Li Huaiqing menutup telepon dan menatap Li Huairou yang ada di sebelahnya. Li Huaiqing tidak tahu harus berbuat apa—entah mengapa Li Huairou selalu tinggal di toko bunga; dia bahkan menulis novel di toko bunga.
“Haruskah kita pergi?”
“Ayo, kenapa tidak!” Li Huairou menyimpan dokumen itu, menutup laptop, dan mengamati Li Huaiqing dari atas ke bawah. “Jie, aku akan membantumu mengurus toko bunga. Kamu pergi ke salon kecantikan untuk perawatan kulit. Selain itu, rambutmu selalu hitam dan lurus, jadi ubah gaya rambutmu kali ini. Biarkan penata rambut mendesain gaya rambut untukmu!”
“Apakah itu perlu?” Li Huaiqing merasa tidak berdaya.
“Tentu saja perlu, Jie, pergilah! Pergi!” Li Huairou mendorong kursi rodanya ke arah Li Huaiqing untuk memegang tangannya dan bersikap seperti bayi.

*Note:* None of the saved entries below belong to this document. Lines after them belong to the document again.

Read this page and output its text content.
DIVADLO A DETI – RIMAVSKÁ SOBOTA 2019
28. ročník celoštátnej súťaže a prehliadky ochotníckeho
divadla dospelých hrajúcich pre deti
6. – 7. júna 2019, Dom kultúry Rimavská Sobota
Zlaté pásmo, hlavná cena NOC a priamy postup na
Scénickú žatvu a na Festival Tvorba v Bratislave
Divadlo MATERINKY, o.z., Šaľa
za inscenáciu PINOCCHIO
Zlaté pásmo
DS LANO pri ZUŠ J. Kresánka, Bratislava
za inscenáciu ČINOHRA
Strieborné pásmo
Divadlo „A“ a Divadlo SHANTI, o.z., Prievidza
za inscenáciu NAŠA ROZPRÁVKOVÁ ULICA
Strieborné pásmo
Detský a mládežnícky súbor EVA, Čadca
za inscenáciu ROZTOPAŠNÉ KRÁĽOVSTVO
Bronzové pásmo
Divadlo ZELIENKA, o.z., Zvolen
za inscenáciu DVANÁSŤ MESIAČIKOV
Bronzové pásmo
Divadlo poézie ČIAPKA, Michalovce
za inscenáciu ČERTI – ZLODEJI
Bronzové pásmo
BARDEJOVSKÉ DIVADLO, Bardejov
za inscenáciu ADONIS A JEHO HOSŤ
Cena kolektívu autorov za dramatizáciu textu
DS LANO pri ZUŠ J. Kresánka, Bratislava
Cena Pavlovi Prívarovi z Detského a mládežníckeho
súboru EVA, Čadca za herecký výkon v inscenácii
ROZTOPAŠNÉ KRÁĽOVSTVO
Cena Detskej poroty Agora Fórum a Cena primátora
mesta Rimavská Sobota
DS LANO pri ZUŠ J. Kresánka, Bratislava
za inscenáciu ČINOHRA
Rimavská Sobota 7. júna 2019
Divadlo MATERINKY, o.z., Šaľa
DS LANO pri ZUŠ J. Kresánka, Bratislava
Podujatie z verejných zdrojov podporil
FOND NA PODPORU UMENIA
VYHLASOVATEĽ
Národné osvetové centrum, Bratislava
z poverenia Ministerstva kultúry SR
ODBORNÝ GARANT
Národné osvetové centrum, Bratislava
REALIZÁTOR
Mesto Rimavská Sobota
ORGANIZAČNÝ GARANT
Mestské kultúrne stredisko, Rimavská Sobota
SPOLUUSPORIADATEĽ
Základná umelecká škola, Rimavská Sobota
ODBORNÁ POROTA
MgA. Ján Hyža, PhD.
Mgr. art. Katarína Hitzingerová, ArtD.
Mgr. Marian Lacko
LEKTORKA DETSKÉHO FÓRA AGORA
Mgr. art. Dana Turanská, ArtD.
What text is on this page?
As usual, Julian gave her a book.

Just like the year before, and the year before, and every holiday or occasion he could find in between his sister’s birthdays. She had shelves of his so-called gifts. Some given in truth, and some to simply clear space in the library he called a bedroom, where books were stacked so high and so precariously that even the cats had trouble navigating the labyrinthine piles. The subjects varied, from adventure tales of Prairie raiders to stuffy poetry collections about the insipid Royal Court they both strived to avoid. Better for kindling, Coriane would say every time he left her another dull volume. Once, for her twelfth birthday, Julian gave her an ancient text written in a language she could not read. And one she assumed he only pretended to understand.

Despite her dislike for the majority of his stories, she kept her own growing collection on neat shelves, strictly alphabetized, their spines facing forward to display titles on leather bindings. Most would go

Li Huaiqing tidak tahan lagi, dan dengan cepat setuju, “Baiklah. Aku hanya perlu pergi saja?”
“Aku juga harus membeli baju baru!” seru Li Huairou.
“Oke! Oke.” Li Huaiqing tersenyum, lalu keluar sambil membawa tas.
Tidak banyak tamu hari ini, dan Li Huairou mulai menulis dengan santai.
Tiba-tiba, lonceng angin berbunyi, dan Li Huairou mengangkat kepalanya. Itu adalah Zhou Minglang.
Zhou Minglang melihat sekeliling. Namun, saat dia tidak melihat Li Huaiqing, dia sedikit kecewa.
Li Huairou berpikir sejenak dan menutup komputernya. “Tuan Zhou, apakah Anda sibuk? Jika Anda tidak sibuk, bagaimana kalau kita minum kopi bersama?”
Zhou Minglang sedikit terkejut, tetapi dia tetap setuju.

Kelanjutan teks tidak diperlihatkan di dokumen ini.